An agent connects to every disco node listed in `emergence.conf`.
Each node gets its own persistent WebSocket connection and worker process.

```ini
[em_disco]
nodes = localhost:8080, em-disco.roques.me
```

With this config, `start_agent/3` spawns two workers automatically:
- `my_agent_server` — connected to local disco (index 1)
- `my_agent_server_2` — connected to public disco (index 2)

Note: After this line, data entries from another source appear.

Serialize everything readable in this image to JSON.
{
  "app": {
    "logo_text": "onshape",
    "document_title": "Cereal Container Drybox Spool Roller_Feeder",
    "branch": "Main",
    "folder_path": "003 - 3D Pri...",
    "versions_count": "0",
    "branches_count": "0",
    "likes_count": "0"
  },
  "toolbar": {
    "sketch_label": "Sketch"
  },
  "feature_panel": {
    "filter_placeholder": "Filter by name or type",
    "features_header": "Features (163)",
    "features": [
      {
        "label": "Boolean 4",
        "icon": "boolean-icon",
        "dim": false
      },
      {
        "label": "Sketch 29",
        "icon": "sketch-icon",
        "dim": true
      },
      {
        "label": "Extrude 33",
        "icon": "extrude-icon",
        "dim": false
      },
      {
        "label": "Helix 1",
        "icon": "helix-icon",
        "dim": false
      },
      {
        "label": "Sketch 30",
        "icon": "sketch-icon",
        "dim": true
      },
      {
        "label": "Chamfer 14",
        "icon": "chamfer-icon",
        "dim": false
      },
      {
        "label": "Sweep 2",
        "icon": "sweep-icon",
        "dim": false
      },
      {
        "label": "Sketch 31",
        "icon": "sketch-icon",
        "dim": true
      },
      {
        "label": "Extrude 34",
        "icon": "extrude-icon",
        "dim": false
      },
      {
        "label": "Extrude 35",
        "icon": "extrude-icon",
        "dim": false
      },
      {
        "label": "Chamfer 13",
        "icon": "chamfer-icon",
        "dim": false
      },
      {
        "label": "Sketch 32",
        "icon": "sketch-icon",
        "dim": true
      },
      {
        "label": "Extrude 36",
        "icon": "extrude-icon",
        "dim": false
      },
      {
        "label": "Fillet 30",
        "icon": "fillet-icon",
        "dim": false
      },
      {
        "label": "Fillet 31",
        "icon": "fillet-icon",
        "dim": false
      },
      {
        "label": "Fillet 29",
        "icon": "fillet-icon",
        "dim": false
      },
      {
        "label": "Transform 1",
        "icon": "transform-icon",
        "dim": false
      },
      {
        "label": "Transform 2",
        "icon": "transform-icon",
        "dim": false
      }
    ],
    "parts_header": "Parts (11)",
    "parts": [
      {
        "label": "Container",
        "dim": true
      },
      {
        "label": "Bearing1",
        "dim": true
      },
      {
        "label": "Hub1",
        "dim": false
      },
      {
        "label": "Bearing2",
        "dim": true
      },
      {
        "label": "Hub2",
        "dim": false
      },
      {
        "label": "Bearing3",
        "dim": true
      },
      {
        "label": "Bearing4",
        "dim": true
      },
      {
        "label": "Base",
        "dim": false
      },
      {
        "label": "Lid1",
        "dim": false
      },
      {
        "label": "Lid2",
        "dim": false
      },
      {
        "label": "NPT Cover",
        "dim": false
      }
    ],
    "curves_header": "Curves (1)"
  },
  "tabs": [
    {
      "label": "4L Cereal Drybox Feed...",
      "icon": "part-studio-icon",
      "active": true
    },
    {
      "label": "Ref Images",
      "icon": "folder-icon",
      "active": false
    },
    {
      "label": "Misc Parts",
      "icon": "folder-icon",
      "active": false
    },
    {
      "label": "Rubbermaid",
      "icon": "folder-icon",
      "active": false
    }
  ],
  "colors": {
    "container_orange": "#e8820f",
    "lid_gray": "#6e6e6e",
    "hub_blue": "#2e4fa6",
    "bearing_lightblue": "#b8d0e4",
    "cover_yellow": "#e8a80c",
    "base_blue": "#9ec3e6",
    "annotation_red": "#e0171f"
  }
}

Port and transport resolution:
- `localhost` / `127.0.0.1` → port 8080, plain TCP (default)
- any other host without port → port 443, TLS (default)
- explicit port 443 → TLS
- any other explicit port → plain TCP

## Configuration

The `em_disco` address is resolved in this order:

1. `[em_disco] nodes` in `emergence.conf` (recommended)
2. `EM_DISCO_HOST` / `EM_DISCO_PORT` environment variables (legacy, single node)
3. Default: `localhost:8080`

`emergence.conf` locations:
- Linux/macOS: `~/.config/emergence/emergence.conf`
- Windows: `%APPDATA%\emergence\emergence.conf`

Full example:

```ini
[em_disco]
nodes = localhost:8080, em-disco.roques.me
```

## Console output

When running, em_filter logs two events at the `notice` level:

```
[em_filter] agent connected: my_agent @ localhost:8080
[em_filter] query: <body>
```

Connection warnings (auth rejected, timeout, unreachable) are logged at the `warning` level. OTP startup progress reports are suppressed.

## HTML utilities

The following helpers are available for agents that scrape HTML:

| Function | Description |
|---|---|
| `strip_scripts/1` | Removes `<script>` tags |
| `extract_elements/2` | CSS-style element extraction |
| `get_text/1` | Strips all HTML tags |
| `extract_attribute/2` | Extracts a tag attribute value |
| `clean_text/3` | Strips noise and decodes entities |
| `decode_html_entities/1` | Decodes `&amp;`, `&#x...;`, `&#...;` |
| `should_skip_link/2` | Filters out unwanted URLs |

## License

Apache 2.0 — see [LICENSE.md](LICENSE.md).